Wie schmeckt die Zeit? - Collage Ulrike Hinrichs

„Was ist Kunst“, das mag man ebenso divers beantworten können wie die Frage „wie schmeckt die Zeit“. Bei mir schmeckt die Zeit nach Einhorn und Kunst ist eine Sprache. Letzteres möchte ich näher begründen.

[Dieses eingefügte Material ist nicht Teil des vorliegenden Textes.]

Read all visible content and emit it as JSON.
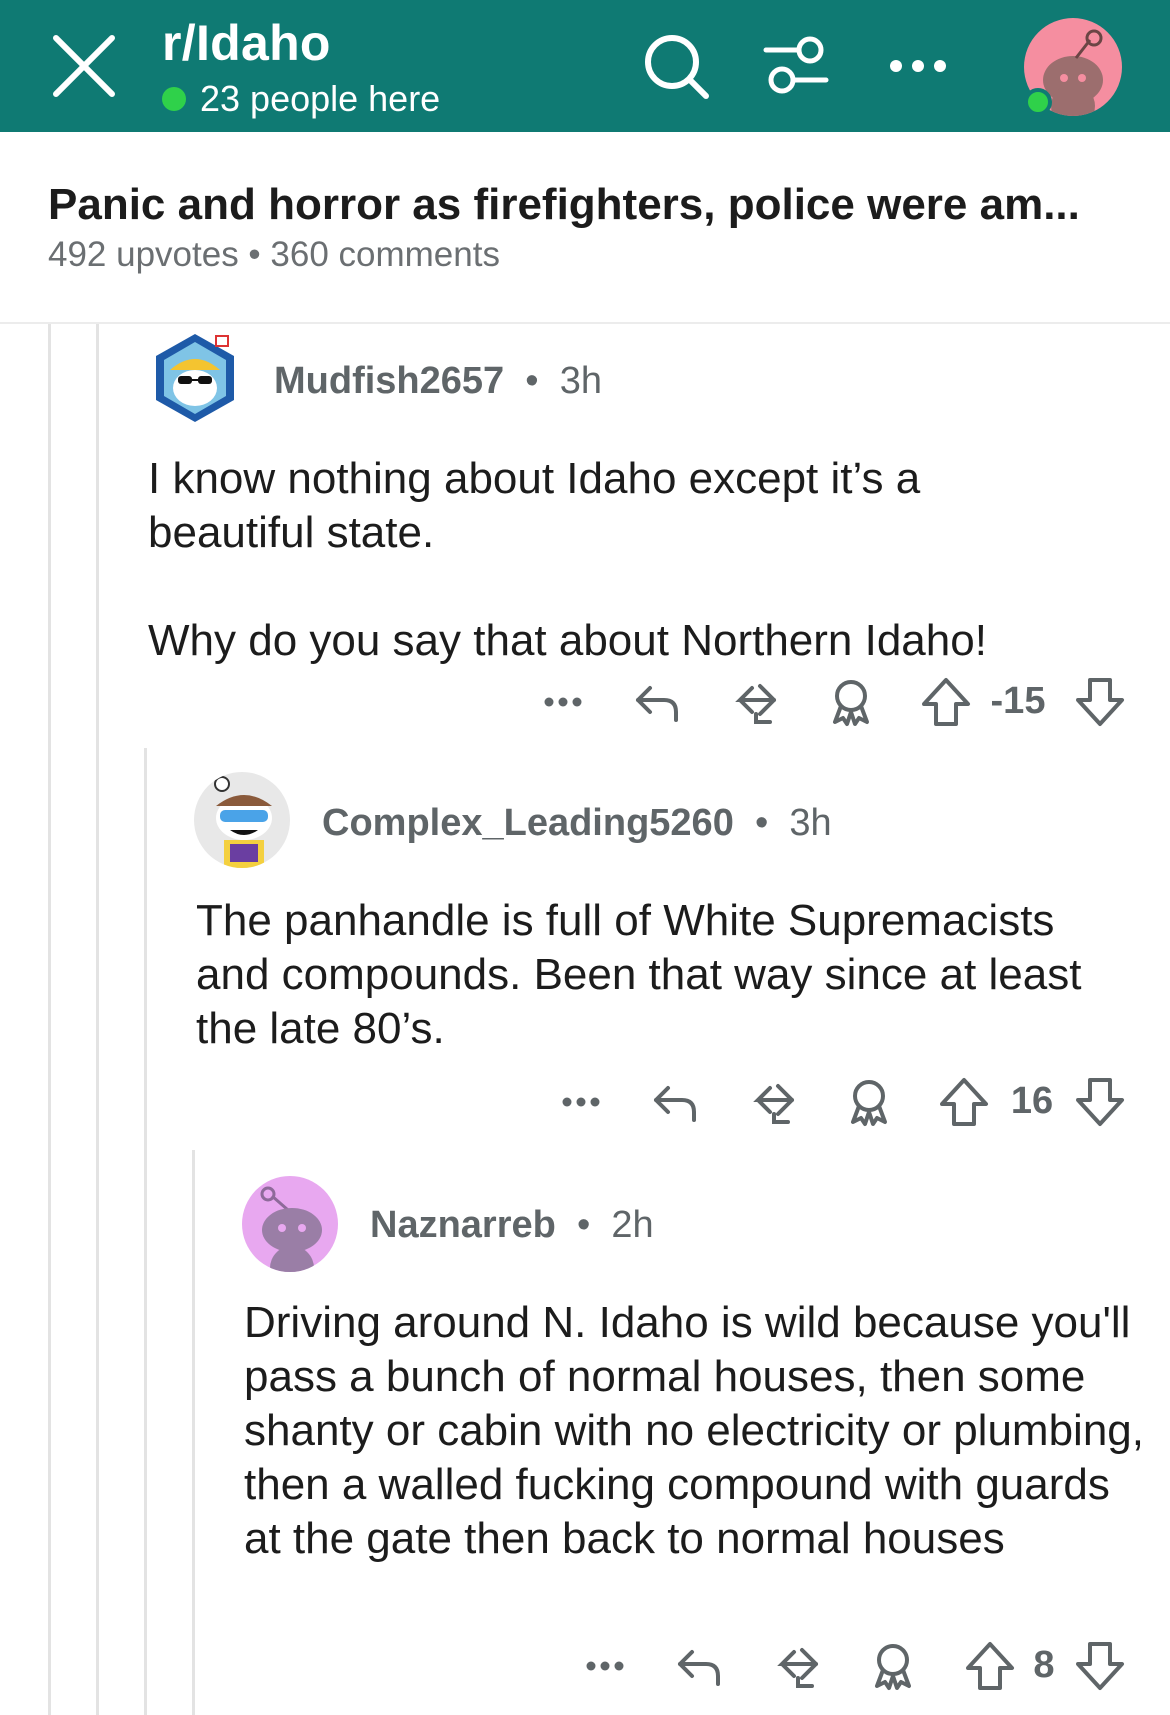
{
  "header": {
    "subreddit": "r/Idaho",
    "online_text": "23 people here"
  },
  "post": {
    "title": "Panic and horror as firefighters, police were am...",
    "meta": "492 upvotes • 360 comments"
  },
  "comments": [
    {
      "username": "Mudfish2657",
      "age": "3h",
      "paragraphs": [
        "I know nothing about Idaho except it’s a beautiful state.",
        "Why do you say that about Northern Idaho!"
      ],
      "score": "-15"
    },
    {
      "username": "Complex_Leading5260",
      "age": "3h",
      "paragraphs": [
        "The panhandle is full of White Supremacists and compounds. Been that way since at least the late 80’s."
      ],
      "score": "16"
    },
    {
      "username": "Naznarreb",
      "age": "2h",
      "paragraphs": [
        "Driving around N. Idaho is wild because you'll pass a bunch of normal houses, then some shanty or cabin with no electricity or plumbing, then a walled fucking compound with guards at the gate then back to normal houses"
      ],
      "score": "8"
    }
  ],
  "icons": {
    "close": "close-icon",
    "search": "search-icon",
    "filter": "filter-icon",
    "more": "more-icon",
    "reply": "reply-icon",
    "share": "share-icon",
    "award": "award-icon",
    "upvote": "upvote-icon",
    "downvote": "downvote-icon"
  },
  "colors": {
    "header_bg": "#0f7a73",
    "online": "#2fd14a",
    "meta_text": "#6b6f72"
  }
}
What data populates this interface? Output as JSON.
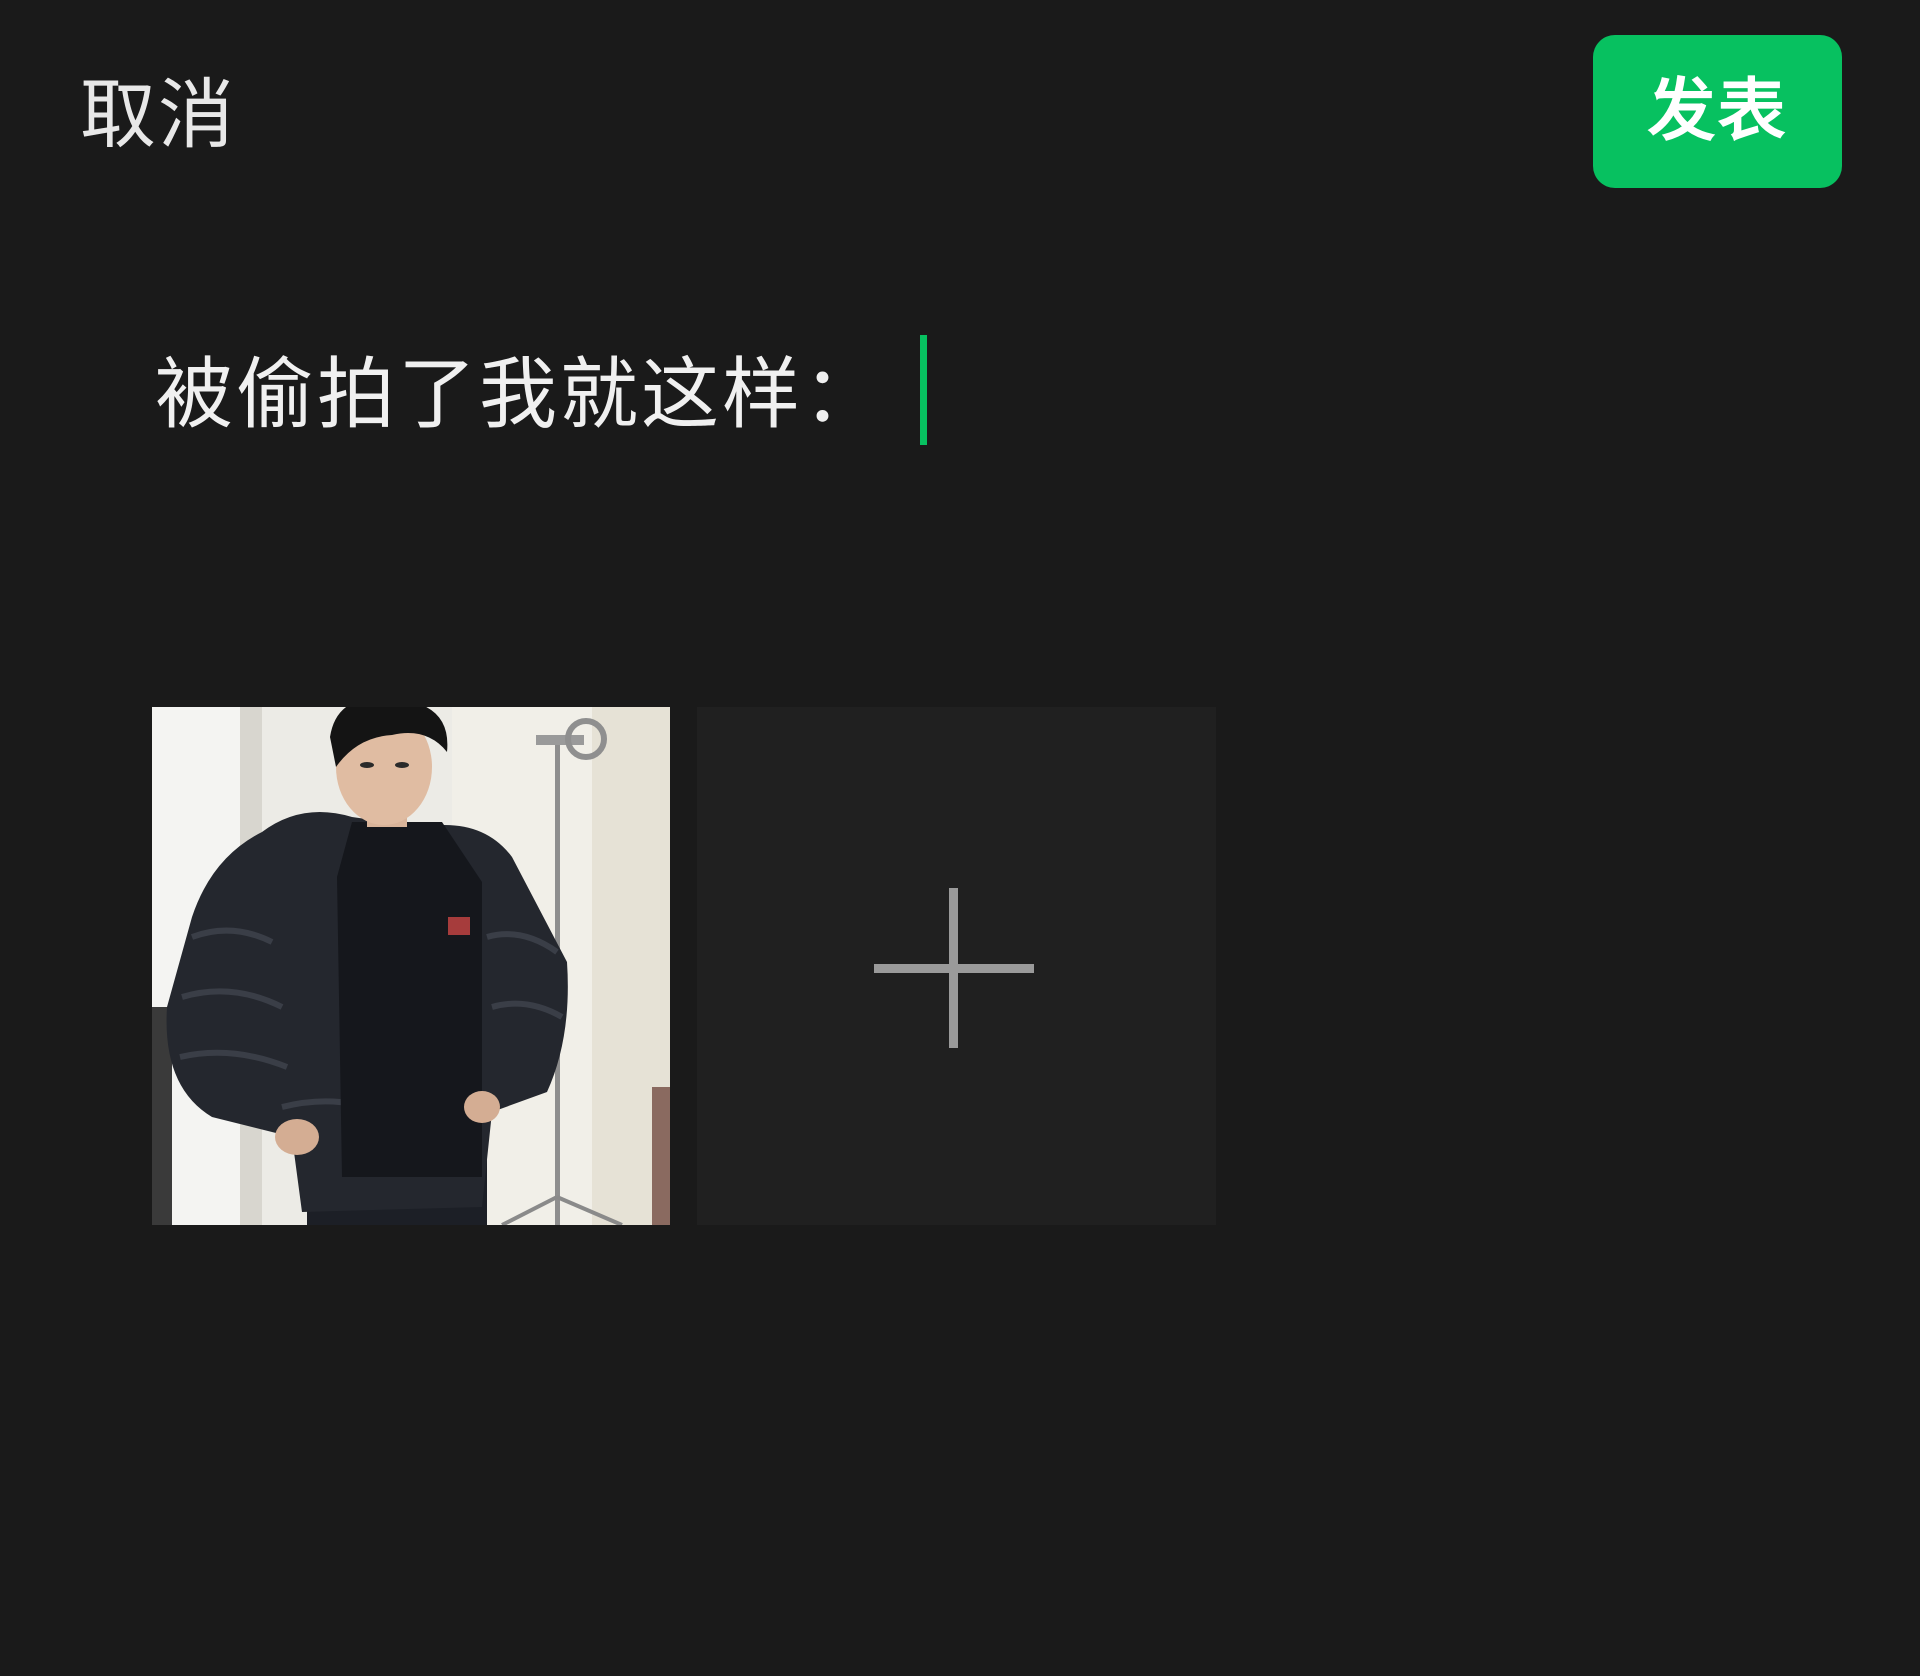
{
  "header": {
    "cancel_label": "取消",
    "publish_label": "发表"
  },
  "composer": {
    "text": "被偷拍了我就这样："
  },
  "media": {
    "photos": [
      {
        "icon": "photo-person-in-black-puffer-jacket"
      }
    ],
    "add_tile_icon": "plus-icon"
  },
  "colors": {
    "background": "#1a1a1a",
    "accent": "#07c160",
    "add_tile": "#202020"
  }
}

Über die Definition des Kunstbegriffes und die Sinnhaftigkeit künstlerischen Schaffens haben sich schon viele kluge Köpfe Gedanken gemacht. Dieter Meier, Underground-Künstler und Gründer der Gruppe Yello bezweifelte in einem Interview mit dem Sender ARTE[1], dass man eine Unterscheidung unterschiedlicher „Aggregatzustände“ von „Künstler“ und „Nicht-Künstler“ machen könne. Nach seinem Verständnis von Kunst müsse man nur der werden, der man ohnehin schon ist. Eine Grenze zu ziehen zwischen Kunst und Nicht-Kunst, sei dumm, so Meier.[2] Weiler, Neurobiologe an der Universität Oldenburg beschreibt diesen Gedanken aufgreifend so: „Es gibt keine klaren Kriterien für die Abgrenzung zwischen Künstlern und Nichtkünstlern. Wann ist jemand ein Künstler, wann ist eine Person einfach nur kreativ?“ Diese Entscheidung entspringe einem gesellschaftlich, bewertendem Prozess.[3]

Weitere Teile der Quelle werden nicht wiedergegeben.